I have a list of must and must_not items that I currently have in a giant query but I want to know if this is the best way about the problem.

example of the query:

I have 470 must items and 485 must_not items that are a whitelist/blacklist type of rules for data. The analytic is built in spark and the data is housed in elastic search. The query I am passing to spark is a query with one of the must followed by all 485 must_not items.

{"query":{ "bool" : { "must" : {"match" : {"tag":"apple"}}, "must_not": [{ "match": { "city": "new york" }},{ "match": { "name": "pizza" }},........... ]}}}

As you can guess the query itself is rather large and takes around 2 seconds to return the results. I am submitting this type of query for each of the must items so therefore 470 queries passed. This application currently takes around 22 min to complete.

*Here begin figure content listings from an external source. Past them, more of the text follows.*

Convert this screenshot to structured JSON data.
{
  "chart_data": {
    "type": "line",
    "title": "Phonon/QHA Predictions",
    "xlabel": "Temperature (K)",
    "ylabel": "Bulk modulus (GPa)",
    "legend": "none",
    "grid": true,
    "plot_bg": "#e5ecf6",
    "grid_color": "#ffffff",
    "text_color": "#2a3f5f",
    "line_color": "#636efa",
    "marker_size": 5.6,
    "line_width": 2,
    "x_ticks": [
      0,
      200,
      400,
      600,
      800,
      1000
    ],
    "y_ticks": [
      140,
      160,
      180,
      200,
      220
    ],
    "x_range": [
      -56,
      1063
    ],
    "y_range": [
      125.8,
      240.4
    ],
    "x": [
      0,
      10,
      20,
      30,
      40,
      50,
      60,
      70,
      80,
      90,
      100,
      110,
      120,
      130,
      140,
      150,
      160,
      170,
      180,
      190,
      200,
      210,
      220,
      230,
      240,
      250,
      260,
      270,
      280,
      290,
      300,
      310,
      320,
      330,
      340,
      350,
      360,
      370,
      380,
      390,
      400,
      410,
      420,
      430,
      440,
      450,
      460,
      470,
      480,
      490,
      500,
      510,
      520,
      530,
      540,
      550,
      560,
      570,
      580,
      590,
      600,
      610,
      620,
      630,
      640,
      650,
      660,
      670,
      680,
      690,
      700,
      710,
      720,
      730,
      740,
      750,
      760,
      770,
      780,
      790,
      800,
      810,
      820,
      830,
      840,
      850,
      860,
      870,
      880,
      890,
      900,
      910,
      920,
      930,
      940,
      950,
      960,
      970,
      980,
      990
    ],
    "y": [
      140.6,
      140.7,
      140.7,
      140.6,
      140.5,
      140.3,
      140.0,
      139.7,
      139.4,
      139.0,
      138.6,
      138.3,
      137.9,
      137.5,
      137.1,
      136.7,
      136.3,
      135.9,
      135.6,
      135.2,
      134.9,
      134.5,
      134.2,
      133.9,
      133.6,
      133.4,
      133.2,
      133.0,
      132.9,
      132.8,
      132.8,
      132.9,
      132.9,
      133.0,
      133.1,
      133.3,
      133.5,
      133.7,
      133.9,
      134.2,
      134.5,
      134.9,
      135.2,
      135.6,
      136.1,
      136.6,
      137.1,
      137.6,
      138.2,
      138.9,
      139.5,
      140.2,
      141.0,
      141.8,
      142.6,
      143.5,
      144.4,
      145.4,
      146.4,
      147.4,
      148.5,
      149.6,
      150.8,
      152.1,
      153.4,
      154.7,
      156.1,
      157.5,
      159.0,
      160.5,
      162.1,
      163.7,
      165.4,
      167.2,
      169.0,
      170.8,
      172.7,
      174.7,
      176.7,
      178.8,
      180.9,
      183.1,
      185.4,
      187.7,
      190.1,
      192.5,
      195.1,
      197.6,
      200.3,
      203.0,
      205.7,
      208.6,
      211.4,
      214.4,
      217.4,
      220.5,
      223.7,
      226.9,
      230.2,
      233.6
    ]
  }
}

My question - Is this the best way to tackle this problem or is there a way to make it faster and is this even a good problem for elasticsearch at all given the gigantic complex query?

I have previously attempted to preform spark joins with the data after just passing a query with just the must_not data, which takes far longer than the 470 elastic search individual queries. I used a broadcast hash join because the must data is smaller that the resultant data frame.

Thank you for the help.


(Mary) #2

I decided to combine the it into one large query which drastically cut the run time down because the spark - ES overhead did't happen 470 times.


(system) #3

This topic was automatically closed 28 days after the last reply. New replies are no longer allowed.